Will not be a problem give it a quick pressure wash and 2 coats of Weathersheild Semi Gloss. But if you go plane zinc it will need a galv primer first

----------


## China

If you paint a new Colourbond product you will void the warrenty

----------


## hollyandrob

Just buy the colour you want for your side and he can paint his what ever he likes 
Sent from my GT-P1000 using Tapatalk 2

----------


## Andolate

> Will not be a problem give it a quick pressure wash and 2 coats of Weathersheild Semi Gloss. But if you go plane zinc it will need a galv primer first

  Hire an airless sprayer. Chews paint and takes a bit practise to avoid runs but excellent finish.  
I did my fences in Echuca ( harsh summers ) and took them from summershade ( light beige/cream) to anotec gray ( dark blue/green) five years ago. They look like the day I did them.

----------


## TimAnderson

I would contact the supplier or the place of purchase and get advice. I found a good quote on colorbondfencingprices.org  but that supplier said if I would paint the fence myself I would void the warranty that they gave me. I guess every business is different but make sure you look it up first to avoid any problems. 
Good luck 
Tim

----------


## cyclic

> I would contact the supplier or the place of purchase and get advice. I found a good quote on colorbondfencingprices.org  but that supplier said if I would paint the fence myself I would void the warranty that they gave me. I guess every business is different but make sure you look it up first to avoid any problems. 
> Good luck 
> Tim

  Hmmm, How much warranty is on colourbond fence, 5 years, 25 years, and what does the warranty cover ???
The only thing for warranty after you paint it would be rust.

----------


## TimAnderson

> Hmmm, How much warranty is on colourbond fence, 5 years, 25 years, and what does the warranty cover ???
> The only thing for warranty after you paint it would be rust.

   It varies from supplier to supplier.

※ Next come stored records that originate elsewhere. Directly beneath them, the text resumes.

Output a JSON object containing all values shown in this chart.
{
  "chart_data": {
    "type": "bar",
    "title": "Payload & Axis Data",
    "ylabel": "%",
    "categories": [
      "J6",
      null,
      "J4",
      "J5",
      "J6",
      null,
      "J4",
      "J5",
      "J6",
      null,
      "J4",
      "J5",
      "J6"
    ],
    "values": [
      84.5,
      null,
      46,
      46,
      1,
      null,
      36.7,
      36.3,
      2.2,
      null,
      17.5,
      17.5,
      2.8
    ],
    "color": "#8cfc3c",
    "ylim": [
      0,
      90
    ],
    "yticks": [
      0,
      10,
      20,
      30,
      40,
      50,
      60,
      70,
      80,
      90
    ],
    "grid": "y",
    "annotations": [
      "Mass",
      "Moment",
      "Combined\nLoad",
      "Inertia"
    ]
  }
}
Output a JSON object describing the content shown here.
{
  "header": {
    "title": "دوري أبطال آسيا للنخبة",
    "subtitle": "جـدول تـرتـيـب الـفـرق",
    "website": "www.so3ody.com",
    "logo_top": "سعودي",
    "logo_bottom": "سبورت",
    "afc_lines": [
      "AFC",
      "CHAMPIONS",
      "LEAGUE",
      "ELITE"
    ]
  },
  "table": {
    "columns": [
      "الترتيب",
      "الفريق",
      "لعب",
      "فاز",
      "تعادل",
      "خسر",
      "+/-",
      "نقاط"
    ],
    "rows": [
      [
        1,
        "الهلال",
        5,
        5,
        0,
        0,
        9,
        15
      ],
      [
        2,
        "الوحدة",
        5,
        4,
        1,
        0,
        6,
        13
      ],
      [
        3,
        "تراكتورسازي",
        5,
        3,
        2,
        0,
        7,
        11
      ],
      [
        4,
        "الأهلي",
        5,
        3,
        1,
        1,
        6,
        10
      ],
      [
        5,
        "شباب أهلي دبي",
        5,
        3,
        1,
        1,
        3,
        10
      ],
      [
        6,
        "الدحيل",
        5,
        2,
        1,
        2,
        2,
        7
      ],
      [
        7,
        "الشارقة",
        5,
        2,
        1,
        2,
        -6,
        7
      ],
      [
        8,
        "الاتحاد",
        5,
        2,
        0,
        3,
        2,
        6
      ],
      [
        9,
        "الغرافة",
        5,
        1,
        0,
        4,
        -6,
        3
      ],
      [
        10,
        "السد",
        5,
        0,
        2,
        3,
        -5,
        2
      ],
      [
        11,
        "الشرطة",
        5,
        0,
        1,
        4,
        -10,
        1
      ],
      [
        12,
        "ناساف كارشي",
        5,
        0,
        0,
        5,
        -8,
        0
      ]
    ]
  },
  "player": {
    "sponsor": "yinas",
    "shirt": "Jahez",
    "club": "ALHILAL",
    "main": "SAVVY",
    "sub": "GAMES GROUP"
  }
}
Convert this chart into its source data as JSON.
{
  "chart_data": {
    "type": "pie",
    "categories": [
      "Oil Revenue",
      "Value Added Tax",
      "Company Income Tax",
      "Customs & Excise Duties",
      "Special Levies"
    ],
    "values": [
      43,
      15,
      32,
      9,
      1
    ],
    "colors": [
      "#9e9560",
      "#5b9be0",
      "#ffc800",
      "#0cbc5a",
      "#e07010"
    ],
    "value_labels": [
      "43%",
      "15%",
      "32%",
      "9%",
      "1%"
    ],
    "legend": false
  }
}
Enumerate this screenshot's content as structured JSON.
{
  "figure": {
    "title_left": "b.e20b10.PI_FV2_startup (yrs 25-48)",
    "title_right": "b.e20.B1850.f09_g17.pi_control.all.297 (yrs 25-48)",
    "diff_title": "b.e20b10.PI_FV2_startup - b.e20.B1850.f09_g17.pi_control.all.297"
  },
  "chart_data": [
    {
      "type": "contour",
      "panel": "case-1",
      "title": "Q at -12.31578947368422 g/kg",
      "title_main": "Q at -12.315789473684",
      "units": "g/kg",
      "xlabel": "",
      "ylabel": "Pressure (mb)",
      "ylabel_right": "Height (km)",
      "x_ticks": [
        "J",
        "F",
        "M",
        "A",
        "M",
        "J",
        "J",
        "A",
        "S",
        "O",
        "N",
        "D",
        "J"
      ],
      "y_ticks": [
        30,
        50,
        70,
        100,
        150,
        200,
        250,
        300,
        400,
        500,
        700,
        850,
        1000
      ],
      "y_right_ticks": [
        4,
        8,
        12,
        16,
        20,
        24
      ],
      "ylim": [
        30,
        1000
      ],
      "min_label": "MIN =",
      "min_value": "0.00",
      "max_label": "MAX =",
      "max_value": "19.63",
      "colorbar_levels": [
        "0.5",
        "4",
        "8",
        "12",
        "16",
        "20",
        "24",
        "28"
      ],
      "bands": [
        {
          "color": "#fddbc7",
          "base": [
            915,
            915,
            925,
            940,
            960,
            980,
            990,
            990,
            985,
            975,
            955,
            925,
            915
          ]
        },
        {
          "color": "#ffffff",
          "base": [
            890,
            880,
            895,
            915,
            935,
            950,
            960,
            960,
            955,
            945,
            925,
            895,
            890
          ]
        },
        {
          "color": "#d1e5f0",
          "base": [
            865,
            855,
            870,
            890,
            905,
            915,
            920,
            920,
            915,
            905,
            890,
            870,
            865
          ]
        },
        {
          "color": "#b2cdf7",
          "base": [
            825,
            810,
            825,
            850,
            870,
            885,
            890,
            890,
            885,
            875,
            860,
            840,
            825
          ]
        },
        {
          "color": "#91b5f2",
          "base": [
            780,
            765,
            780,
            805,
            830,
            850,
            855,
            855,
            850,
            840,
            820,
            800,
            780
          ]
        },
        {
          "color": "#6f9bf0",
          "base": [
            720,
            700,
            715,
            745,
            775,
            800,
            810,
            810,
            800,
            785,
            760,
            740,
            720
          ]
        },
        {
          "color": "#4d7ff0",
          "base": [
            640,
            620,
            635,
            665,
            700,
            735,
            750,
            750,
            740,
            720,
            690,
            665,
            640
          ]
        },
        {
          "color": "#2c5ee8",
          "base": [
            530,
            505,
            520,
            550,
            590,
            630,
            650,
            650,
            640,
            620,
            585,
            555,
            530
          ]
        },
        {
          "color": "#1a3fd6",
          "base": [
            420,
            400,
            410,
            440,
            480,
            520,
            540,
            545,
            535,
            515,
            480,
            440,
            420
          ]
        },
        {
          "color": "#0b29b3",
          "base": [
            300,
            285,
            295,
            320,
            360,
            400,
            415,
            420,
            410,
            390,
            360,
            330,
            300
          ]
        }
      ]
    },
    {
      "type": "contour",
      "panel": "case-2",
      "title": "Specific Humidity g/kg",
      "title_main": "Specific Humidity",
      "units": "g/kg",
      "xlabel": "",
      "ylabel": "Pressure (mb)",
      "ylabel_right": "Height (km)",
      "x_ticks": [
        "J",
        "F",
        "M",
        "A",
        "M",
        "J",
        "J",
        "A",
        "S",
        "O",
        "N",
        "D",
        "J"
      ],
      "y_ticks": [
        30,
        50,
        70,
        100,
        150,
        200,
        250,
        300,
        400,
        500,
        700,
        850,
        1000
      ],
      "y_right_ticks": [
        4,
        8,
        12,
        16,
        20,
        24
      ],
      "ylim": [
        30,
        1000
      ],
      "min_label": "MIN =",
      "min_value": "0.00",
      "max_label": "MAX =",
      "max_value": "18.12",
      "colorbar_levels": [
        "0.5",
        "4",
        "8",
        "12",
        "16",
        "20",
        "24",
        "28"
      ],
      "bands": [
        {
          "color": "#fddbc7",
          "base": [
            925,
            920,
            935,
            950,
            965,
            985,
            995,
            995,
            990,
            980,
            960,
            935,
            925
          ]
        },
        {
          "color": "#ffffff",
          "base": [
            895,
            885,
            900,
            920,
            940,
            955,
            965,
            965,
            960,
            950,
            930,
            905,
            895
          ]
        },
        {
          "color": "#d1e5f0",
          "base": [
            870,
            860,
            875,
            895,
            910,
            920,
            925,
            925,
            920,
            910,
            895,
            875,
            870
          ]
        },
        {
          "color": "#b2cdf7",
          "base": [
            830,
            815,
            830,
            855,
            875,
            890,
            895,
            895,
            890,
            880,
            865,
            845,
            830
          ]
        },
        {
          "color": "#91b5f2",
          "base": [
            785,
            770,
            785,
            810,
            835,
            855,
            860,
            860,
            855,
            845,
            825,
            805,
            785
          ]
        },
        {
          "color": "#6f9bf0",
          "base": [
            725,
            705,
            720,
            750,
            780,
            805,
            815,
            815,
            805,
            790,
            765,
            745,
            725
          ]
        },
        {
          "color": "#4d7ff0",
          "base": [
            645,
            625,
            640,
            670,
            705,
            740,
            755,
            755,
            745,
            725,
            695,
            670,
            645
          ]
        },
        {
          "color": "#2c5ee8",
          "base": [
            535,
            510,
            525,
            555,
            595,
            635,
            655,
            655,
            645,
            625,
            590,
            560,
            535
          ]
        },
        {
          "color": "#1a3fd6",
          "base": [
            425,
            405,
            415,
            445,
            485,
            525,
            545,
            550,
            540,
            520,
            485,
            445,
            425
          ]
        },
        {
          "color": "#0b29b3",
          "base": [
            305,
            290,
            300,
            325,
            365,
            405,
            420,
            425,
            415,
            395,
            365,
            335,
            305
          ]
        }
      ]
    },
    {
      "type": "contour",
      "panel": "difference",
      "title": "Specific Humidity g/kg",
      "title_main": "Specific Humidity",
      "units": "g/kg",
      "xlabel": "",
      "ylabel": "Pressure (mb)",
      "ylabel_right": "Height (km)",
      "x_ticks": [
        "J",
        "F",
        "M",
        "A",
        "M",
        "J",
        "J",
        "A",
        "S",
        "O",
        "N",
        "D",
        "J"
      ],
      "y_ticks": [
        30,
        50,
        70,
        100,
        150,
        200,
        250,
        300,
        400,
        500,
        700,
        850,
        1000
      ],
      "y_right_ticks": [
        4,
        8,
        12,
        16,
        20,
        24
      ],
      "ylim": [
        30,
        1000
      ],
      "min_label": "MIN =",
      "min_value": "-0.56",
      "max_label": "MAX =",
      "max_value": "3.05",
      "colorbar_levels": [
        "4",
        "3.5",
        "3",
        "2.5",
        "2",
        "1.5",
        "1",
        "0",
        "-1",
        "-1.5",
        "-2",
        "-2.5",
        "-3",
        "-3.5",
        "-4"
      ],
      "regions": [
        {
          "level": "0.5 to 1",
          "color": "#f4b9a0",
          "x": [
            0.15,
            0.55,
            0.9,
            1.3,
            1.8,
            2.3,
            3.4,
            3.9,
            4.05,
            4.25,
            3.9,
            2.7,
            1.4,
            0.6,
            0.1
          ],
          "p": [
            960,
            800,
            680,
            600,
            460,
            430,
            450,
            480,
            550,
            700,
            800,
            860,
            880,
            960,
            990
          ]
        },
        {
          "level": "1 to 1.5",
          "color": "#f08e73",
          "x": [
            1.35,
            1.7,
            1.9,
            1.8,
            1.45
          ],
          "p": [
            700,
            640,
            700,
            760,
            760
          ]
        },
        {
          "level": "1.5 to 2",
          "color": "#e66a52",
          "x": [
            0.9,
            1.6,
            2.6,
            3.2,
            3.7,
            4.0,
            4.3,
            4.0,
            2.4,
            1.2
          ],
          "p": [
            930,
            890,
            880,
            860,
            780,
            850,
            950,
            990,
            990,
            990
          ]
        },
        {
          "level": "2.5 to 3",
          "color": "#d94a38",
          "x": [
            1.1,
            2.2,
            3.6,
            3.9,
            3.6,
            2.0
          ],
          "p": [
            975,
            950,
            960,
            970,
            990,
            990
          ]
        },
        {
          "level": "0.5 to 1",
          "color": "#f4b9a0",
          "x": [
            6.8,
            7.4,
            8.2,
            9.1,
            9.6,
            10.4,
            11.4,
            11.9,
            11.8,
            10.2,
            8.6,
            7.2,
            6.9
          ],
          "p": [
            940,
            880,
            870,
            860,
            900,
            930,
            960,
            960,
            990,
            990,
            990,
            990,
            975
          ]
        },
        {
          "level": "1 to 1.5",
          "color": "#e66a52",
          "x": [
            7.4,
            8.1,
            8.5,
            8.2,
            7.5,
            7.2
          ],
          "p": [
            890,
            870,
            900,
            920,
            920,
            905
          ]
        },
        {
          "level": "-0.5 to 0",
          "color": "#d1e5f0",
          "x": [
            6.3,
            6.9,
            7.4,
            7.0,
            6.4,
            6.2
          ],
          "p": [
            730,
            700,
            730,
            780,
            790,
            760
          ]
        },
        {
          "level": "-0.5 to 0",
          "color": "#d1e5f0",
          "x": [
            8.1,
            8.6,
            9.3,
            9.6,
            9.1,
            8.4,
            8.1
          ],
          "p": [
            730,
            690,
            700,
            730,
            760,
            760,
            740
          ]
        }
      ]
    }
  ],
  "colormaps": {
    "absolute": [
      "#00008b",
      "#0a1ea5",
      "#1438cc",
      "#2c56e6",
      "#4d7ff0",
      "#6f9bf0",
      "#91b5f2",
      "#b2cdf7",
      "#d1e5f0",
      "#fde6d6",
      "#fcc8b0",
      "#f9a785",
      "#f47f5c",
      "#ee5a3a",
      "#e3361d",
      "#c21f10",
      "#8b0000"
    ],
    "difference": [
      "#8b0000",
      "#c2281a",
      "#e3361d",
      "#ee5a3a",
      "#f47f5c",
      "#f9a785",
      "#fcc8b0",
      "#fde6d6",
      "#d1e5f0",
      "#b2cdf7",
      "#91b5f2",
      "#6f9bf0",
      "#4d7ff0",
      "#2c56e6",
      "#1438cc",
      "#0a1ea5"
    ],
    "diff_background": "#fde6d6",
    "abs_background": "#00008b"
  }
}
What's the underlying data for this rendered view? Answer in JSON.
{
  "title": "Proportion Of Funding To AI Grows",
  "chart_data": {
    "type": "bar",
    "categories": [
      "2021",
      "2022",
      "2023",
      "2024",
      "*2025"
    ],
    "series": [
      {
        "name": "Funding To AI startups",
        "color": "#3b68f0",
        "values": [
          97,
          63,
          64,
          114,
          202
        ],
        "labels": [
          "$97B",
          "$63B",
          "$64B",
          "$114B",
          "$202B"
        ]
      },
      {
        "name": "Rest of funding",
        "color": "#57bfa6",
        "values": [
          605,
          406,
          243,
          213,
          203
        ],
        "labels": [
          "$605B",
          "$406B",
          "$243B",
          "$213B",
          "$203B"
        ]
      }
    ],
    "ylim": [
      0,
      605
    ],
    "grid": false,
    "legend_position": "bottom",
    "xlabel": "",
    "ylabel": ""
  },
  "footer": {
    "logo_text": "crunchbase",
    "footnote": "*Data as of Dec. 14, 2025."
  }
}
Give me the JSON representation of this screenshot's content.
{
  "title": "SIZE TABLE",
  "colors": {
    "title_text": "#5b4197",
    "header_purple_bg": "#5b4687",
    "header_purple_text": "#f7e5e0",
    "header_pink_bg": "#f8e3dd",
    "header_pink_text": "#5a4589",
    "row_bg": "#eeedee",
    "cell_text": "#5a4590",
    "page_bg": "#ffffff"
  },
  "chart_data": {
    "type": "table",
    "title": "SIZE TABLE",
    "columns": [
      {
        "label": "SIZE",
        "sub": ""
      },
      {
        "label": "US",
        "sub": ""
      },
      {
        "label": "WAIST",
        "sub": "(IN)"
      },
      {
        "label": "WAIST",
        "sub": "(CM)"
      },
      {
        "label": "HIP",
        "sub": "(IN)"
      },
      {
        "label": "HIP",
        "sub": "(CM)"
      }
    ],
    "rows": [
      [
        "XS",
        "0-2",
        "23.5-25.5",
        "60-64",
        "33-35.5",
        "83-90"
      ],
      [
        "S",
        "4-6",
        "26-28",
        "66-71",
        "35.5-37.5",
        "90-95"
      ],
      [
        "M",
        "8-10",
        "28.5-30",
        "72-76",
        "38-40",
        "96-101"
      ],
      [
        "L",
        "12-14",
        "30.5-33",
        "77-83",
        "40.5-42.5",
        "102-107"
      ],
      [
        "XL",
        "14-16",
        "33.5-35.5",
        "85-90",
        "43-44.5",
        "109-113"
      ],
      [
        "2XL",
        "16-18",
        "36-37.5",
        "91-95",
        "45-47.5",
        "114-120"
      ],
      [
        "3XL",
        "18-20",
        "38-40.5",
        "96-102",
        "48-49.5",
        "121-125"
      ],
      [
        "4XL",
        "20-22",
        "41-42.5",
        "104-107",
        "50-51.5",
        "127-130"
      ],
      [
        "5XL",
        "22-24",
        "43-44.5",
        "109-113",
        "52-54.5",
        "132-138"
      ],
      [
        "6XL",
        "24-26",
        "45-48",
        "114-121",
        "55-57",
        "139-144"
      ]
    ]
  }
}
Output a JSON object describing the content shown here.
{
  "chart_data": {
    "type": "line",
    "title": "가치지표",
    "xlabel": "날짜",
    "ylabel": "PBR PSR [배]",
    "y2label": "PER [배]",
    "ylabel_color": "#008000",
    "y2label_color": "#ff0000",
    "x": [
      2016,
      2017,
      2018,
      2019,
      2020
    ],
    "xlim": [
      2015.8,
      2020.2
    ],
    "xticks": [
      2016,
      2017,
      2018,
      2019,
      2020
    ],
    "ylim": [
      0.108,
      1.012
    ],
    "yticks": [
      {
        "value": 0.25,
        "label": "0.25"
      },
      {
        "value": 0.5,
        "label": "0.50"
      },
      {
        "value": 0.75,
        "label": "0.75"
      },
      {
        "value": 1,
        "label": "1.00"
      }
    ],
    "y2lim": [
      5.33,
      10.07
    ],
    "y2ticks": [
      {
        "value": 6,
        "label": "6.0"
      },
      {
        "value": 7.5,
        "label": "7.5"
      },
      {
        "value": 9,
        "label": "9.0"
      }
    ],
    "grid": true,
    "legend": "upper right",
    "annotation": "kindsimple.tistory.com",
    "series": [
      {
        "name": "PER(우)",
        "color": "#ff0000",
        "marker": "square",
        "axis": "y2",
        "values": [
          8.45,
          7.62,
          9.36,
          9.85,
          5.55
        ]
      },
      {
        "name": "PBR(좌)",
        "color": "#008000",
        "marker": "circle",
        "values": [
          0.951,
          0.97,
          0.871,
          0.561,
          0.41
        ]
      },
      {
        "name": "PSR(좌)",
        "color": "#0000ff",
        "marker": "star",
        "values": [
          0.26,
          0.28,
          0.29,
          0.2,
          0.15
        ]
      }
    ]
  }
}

But if someone offers you 20 years warranty, you can be sure that he is offering you a product that is solid. I would say if someone offers a less than 5 years warranty that would be you having a crappy fence in your yard.

----------


## cyclic

> It varies from supplier to supplier. But if someone offers you 20 years warranty, you can be sure that he is offering you a product that is solid. I would say if someone offers a less than 5 years warranty that would be you having a crappy fence in your yard.

  Any warranty is only as good as the company/person offering it.
If the company/person goes belly up out of business next week then the warranty goes with them.

----------